Dimanche 22 mars 2026

Quand l’Inde interdit une mémoire palestinienne

La décision prise le 19 mars 2026 par les autorités indiennes d’interdire la diffusion en Inde du film « La Voix de Hind Rajab », réalisé par Kaouther Ben Hania, constitue un scandale politique et moral. Cette œuvre retrace, à partir d’enregistrements réels, les derniers instants d’une enfant palestinienne de Gaza, Hind Rajab, piégée sous les tirs en janvier 2024, et donne à entendre, dans toute sa nudité tragique, la violence infligée aux civils . Présenté en compétition à la Mostra de Venise en septembre 2025, le film y a reçu une reconnaissance majeure, avec une ovation exceptionnelle et des récompenses importantes, avant d’être nommé aux Oscars et aux Golden Globes . En bloquant sa sortie, officiellement pour ne pas nuire aux relations entre l’Inde et l’Israël, le pouvoir indien révèle une censure directement dictée par des considérations géopolitiques. Le régime dominé par le Bharatiya Janata Party (BJP), porteur d’un nationalisme fondamentaliste hindou, s’inscrit de longue date dans une proximité stratégique avec l’État israélien, au nom d’intérêts sécuritaires et idéologiques convergents. Cette interdiction ne relève donc pas d’un simple choix culturel, mais d’un alignement assumé qui vise à étouffer une œuvre dérangeante. Il faut néanmoins rappeler qu’une autre Inde existe, celle de Arundhati Roy, des guérillas paysannes naxalites et des mouvements écopaysans, écoféministes, autochtones, qui continuent de porter une exigence de justice et de vérité.

Dimanche 22 mars 2026

La vérité animiste du poète palestinien Mahmoud Darwich

 

«POUR le Palestinien, la terre ne relève pas uniquement du politique, mais aussi du sacré. Dès mes premiers pas dans la poésie, j’ai abordé la terre et ses éléments, herbe, arbres, bois coupé, pierres, comme des êtres vivants.
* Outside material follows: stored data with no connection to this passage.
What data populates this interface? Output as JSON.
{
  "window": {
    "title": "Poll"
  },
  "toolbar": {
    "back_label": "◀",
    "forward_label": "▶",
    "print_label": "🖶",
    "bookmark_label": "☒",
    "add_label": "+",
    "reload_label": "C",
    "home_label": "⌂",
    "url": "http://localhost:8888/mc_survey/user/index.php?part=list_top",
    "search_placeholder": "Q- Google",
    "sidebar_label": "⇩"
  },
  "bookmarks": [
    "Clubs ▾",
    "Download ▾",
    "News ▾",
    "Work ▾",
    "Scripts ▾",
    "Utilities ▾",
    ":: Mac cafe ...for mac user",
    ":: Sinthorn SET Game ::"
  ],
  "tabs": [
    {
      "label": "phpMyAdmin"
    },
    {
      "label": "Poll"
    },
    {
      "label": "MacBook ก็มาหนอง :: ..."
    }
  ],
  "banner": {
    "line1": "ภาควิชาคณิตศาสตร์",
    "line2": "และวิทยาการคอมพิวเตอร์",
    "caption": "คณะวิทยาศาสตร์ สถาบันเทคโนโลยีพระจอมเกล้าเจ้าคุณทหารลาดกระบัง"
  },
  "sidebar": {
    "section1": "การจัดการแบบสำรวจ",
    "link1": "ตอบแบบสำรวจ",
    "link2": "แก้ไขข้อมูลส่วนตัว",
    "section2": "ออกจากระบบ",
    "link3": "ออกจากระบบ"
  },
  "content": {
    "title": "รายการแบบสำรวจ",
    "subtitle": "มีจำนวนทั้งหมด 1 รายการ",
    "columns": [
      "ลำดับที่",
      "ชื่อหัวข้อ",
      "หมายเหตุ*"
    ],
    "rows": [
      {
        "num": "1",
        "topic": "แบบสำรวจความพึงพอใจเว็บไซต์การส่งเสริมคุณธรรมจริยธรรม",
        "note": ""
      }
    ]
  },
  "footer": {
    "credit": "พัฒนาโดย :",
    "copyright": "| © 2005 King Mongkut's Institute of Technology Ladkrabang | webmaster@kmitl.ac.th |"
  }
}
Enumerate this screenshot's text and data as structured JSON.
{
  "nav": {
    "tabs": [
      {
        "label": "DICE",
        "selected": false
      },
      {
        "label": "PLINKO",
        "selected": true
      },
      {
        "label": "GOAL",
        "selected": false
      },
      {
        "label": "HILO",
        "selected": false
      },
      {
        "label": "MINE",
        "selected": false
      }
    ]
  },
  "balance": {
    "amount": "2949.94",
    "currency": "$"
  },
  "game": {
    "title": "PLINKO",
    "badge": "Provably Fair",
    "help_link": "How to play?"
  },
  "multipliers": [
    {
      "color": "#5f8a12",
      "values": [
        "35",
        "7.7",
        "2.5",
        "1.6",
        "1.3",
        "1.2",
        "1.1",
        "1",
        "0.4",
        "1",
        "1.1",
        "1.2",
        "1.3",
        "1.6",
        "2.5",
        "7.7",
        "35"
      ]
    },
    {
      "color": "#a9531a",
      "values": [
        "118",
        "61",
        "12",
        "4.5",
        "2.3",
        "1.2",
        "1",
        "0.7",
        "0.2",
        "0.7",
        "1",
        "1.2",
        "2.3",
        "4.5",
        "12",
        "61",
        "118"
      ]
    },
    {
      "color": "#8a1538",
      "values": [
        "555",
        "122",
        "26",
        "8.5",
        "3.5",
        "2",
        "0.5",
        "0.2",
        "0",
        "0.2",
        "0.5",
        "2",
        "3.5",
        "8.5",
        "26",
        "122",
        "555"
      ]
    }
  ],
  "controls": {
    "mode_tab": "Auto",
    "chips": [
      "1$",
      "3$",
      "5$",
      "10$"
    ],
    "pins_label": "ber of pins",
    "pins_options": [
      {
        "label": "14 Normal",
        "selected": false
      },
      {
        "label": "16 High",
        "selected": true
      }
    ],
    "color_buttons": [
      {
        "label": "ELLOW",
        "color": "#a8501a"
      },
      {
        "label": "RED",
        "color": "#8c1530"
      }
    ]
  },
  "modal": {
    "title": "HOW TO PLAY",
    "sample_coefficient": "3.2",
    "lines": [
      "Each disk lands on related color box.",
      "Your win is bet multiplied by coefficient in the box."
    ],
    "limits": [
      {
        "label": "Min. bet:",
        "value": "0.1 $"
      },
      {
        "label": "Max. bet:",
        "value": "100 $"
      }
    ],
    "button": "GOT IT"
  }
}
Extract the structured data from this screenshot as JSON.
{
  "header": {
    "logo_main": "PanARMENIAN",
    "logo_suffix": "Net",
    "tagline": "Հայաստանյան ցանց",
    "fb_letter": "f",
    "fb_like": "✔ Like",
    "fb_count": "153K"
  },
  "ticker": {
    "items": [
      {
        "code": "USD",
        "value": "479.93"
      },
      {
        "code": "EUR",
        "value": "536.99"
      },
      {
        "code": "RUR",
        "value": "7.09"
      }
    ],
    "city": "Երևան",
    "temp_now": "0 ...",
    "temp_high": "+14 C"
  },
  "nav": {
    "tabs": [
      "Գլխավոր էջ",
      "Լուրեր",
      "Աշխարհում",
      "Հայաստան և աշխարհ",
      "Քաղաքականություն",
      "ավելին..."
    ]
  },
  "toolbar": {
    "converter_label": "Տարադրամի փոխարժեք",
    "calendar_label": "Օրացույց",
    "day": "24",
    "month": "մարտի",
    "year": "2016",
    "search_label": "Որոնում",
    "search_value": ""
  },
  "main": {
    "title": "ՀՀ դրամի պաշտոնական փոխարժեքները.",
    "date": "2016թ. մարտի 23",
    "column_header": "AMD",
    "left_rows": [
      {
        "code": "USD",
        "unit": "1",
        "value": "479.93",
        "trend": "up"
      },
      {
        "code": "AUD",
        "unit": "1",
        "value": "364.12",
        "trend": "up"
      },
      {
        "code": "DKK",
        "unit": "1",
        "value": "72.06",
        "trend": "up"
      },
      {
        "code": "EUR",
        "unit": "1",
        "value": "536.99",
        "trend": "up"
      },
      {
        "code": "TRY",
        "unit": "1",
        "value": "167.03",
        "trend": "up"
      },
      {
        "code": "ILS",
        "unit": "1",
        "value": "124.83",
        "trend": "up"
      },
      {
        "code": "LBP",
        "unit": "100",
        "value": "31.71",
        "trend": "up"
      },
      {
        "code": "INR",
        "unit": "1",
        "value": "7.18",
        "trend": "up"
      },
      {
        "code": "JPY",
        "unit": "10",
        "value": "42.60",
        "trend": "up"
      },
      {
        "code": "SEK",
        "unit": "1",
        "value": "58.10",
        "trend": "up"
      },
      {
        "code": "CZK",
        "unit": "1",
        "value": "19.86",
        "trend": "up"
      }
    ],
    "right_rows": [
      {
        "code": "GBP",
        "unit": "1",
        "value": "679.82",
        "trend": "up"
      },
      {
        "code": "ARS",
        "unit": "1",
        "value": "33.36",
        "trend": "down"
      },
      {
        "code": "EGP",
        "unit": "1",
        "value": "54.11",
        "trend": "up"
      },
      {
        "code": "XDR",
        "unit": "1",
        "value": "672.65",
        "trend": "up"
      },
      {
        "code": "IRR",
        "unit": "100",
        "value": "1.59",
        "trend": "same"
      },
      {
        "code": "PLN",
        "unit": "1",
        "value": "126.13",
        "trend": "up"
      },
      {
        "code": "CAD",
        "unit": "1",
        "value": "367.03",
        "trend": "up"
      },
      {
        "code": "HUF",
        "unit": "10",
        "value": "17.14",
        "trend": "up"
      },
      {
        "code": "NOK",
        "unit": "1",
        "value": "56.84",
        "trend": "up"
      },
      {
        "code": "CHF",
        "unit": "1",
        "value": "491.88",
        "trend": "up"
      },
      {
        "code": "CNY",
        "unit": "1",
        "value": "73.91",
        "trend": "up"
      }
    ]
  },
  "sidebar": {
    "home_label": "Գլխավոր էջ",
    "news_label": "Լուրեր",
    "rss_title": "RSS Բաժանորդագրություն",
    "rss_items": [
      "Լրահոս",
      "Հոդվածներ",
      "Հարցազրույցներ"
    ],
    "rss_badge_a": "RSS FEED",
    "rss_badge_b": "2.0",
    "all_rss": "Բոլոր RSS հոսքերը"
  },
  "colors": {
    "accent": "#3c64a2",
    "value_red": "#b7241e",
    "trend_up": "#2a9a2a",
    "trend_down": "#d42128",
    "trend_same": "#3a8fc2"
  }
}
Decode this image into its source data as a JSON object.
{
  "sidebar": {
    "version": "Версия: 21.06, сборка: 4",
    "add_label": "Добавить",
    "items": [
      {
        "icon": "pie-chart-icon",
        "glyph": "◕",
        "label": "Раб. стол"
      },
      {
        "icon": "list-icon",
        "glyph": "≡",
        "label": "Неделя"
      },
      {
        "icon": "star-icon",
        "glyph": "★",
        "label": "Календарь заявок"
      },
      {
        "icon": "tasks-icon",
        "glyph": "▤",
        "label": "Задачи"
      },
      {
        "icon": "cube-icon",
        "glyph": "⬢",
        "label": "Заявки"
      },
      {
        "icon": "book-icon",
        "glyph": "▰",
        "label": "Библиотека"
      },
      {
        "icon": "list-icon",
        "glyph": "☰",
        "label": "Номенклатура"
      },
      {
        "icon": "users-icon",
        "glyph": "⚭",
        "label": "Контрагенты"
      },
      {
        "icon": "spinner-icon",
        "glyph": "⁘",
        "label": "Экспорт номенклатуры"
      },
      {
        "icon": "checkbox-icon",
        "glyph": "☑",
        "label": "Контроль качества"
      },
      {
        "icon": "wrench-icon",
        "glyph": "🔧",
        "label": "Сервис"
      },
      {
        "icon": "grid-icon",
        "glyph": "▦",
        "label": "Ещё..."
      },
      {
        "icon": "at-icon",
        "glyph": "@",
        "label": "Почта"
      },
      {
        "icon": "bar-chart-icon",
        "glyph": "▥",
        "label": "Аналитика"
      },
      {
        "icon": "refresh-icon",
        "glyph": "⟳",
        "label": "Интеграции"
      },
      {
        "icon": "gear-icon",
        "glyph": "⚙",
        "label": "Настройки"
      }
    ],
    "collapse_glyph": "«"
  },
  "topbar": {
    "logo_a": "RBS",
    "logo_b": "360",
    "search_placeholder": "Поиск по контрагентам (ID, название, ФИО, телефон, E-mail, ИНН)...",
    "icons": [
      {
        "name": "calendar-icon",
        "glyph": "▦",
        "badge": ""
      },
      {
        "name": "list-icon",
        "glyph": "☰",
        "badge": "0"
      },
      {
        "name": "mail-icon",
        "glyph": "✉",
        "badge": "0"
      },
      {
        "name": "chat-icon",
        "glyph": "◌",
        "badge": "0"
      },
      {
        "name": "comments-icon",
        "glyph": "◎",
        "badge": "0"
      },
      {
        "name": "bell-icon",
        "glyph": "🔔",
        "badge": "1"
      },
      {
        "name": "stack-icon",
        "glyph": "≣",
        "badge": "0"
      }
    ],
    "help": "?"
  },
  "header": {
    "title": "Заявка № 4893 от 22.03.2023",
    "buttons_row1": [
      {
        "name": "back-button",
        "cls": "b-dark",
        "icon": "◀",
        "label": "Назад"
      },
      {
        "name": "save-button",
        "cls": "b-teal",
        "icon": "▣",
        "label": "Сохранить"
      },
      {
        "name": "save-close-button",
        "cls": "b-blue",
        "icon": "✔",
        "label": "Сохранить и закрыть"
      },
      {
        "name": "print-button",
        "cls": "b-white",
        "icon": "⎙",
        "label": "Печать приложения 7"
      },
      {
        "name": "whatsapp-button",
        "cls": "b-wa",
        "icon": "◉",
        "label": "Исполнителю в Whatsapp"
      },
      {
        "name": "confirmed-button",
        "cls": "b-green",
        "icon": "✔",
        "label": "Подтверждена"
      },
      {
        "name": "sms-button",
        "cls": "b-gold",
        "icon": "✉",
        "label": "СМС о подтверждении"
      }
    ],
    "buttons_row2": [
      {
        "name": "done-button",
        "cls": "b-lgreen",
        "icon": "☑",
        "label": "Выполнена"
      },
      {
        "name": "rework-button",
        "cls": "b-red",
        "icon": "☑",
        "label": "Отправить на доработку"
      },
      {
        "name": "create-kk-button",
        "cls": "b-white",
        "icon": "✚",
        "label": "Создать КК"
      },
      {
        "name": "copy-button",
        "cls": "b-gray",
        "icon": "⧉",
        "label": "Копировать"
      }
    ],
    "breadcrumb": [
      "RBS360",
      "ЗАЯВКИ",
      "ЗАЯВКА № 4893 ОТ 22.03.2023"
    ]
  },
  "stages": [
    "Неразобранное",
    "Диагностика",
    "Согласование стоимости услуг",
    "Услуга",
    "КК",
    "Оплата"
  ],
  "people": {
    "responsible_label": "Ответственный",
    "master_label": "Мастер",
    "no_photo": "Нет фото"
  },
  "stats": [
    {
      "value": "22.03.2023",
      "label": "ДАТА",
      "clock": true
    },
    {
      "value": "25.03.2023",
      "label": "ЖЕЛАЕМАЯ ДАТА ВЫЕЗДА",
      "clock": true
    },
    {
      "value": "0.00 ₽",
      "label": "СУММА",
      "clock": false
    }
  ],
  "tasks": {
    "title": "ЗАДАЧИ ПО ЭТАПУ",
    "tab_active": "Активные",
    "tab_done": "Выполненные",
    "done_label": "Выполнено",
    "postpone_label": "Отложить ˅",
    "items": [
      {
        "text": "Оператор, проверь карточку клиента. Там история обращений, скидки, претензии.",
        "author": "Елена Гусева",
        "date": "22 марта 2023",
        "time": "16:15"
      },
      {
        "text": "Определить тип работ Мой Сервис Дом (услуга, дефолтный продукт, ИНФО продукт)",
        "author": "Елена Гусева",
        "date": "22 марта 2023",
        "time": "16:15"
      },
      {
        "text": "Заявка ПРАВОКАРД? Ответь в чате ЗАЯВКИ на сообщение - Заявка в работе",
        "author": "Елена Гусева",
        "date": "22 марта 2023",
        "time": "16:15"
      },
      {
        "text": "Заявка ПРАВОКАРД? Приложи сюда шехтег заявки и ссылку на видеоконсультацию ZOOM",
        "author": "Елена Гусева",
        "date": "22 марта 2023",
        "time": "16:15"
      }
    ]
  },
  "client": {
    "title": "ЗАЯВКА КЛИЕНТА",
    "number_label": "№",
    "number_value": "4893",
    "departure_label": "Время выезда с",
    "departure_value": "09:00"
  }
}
Je veux dire que tout me préparait à recevoir le message de l’Indien. Ayant pris connaissance de sa culture, je me suis rendu compte qu’il avait parlé de moi mieux que je ne l’avais fait moi-même. Aussi, je tire fierté d’avoir hissé la revendication du droit palestinien au niveau du combat de l’homme rouge pour ses droits. C’est une défense de l’harmonie de l’Univers et de la nature, harmonie que l’homme blanc a rompue par sa conduite. Dans les deux cas, la terre est l’objet du conflit, et la colonisation au cœur de l’affrontement. Et la conscience tragique est suffisamment élevée chez les Palestiniens pour leur permettre de se retrouver dans toute tragédie, de la Grèce à nos jours. C’est très précisément pourquoi nos textes sont épiques et non mythiques, et qu’ils n’affirment pas la suprématie des facteurs objectifs sur la volonté de l’homme. »

Mahmoud Darwich (1941 - 2008), poète palestinien de renommée mondiale,  a marqué la littérature arabe par ses écrits sur l'exil, et la résistance.